Urogenital involvement of Wegener’s granulomatosis other than kidneys is extremely rare. Most cases of testicular vasculitis in the setting of ANCA associated disease occur in polyarteritis nodosa (38-86%), not Wegener’s (10). Davenport et al. (7) described eight patients with Wegener’s granulomatosis localized to the urogenital tract and two cases involving the testes. Scrotal skin, bladder, ureters, urethra, and penis were the other sites reported in their series. All of the patients in their series had limited WG localized to the urogenital tract unlike our patient with systemic WG. Agraharkar et al. (8) reported one patient who presented with hemoptysis and sensorineural hearing loss and was noted to have a pulmonary lesion and a painless right testicular mass. Wegener’s granulomatosis was diagnosed in this latter case by testicular biopsy.
There is little literature describing typical ultrasound findings of Wegener’s granulomatosis involving the testes. Fulgam et al described the sonographic appearance of a patient with isolated necrotizing vasculitis of the testis (9). The authors reported that the initial sonogram of the scrotum showed increased testicular blood flow with sharply delineated hypo echogenicity.

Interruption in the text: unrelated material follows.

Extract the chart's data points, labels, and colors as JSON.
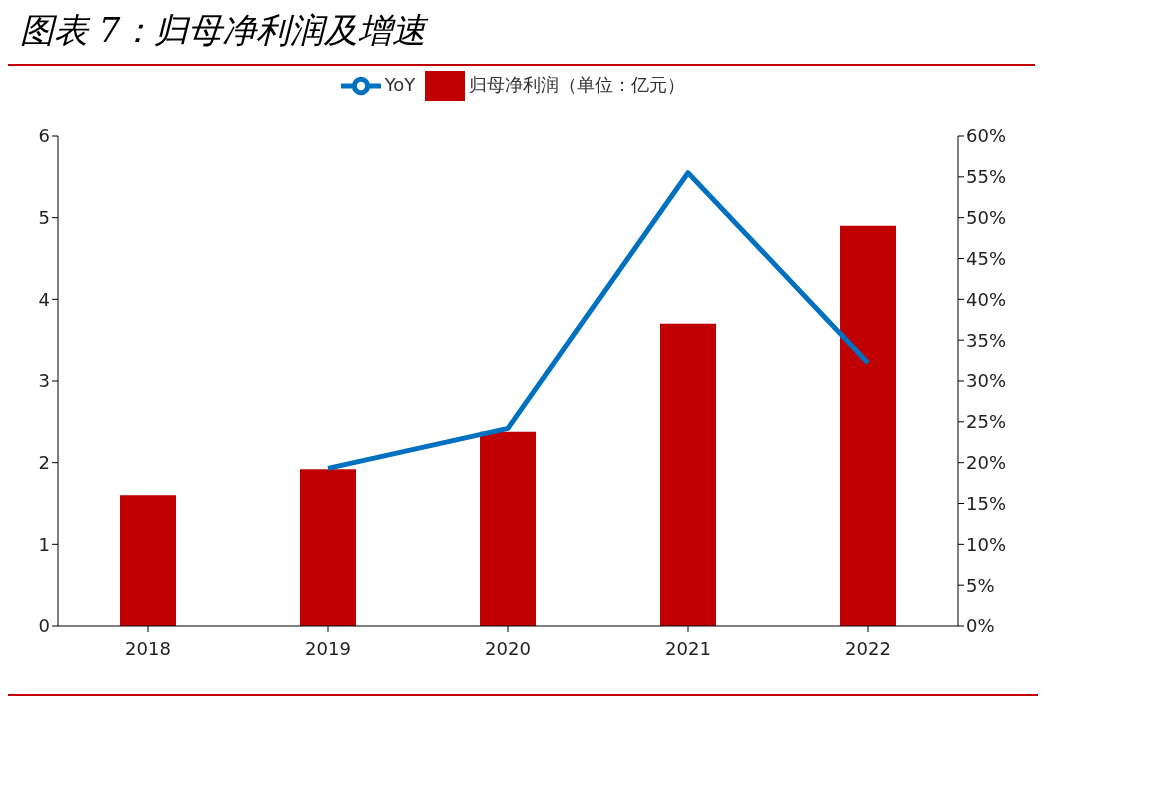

The hypo echoic areas represented the absence of blood flow likely secondary to acute vasculitis with thromboses or acute hemorrhage and hematoma formation. Subsequently the hypo echogenic areas became ‘more rounded’ and showed subtle but detectable blood flow. This was due to reactive hyperemia with tissue necrosis surrounding the original lesions. On gross pathology the specimen confirmed that the hypo echoic areas on ultrasound examination of the scrotum corresponded to the areas of tissue necrosis.
In our case, we were not able to obtain a testicular biopsy as the patient refused this procedure. However the bilateral testicular hypo echoic lesions in the initial sonogram likely represented vasculitic changes. Further support for this is the resolution of these lesions seen in the subsequent scrotal ultrasound following immunosuppressive treatment.

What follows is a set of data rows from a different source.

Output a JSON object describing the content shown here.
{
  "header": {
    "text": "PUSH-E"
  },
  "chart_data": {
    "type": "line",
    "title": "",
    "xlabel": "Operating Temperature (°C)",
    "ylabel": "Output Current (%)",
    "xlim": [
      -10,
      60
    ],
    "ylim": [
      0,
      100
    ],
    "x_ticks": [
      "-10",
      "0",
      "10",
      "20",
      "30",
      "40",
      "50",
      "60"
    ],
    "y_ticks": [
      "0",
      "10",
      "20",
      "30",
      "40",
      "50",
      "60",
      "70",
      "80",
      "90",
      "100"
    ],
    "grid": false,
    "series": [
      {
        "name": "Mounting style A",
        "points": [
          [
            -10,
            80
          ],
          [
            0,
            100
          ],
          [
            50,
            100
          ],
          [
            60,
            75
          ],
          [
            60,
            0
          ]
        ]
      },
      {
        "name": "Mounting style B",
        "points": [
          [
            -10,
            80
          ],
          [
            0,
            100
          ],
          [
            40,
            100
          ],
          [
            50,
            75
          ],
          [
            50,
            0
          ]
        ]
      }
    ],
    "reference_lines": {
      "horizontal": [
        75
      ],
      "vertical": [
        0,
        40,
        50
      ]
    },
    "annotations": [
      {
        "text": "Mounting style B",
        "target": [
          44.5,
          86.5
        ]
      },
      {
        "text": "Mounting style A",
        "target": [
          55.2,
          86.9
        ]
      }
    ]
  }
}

This case illustrates the need to consider testicular vasculitis in the differential diagnosis of any patient with WG presenting with testicular pain and no history of trauma or evidence of infection. The testes are very rarely involved in WG and this diagnosis may be missed, even if symptoms are present. If vasculitic involvement of the testes is suspected in systemic WG, a testicular biopsy should be performed, though the ultrasound findings described in this article may be sufficient to establish the diagnosis (8, 9).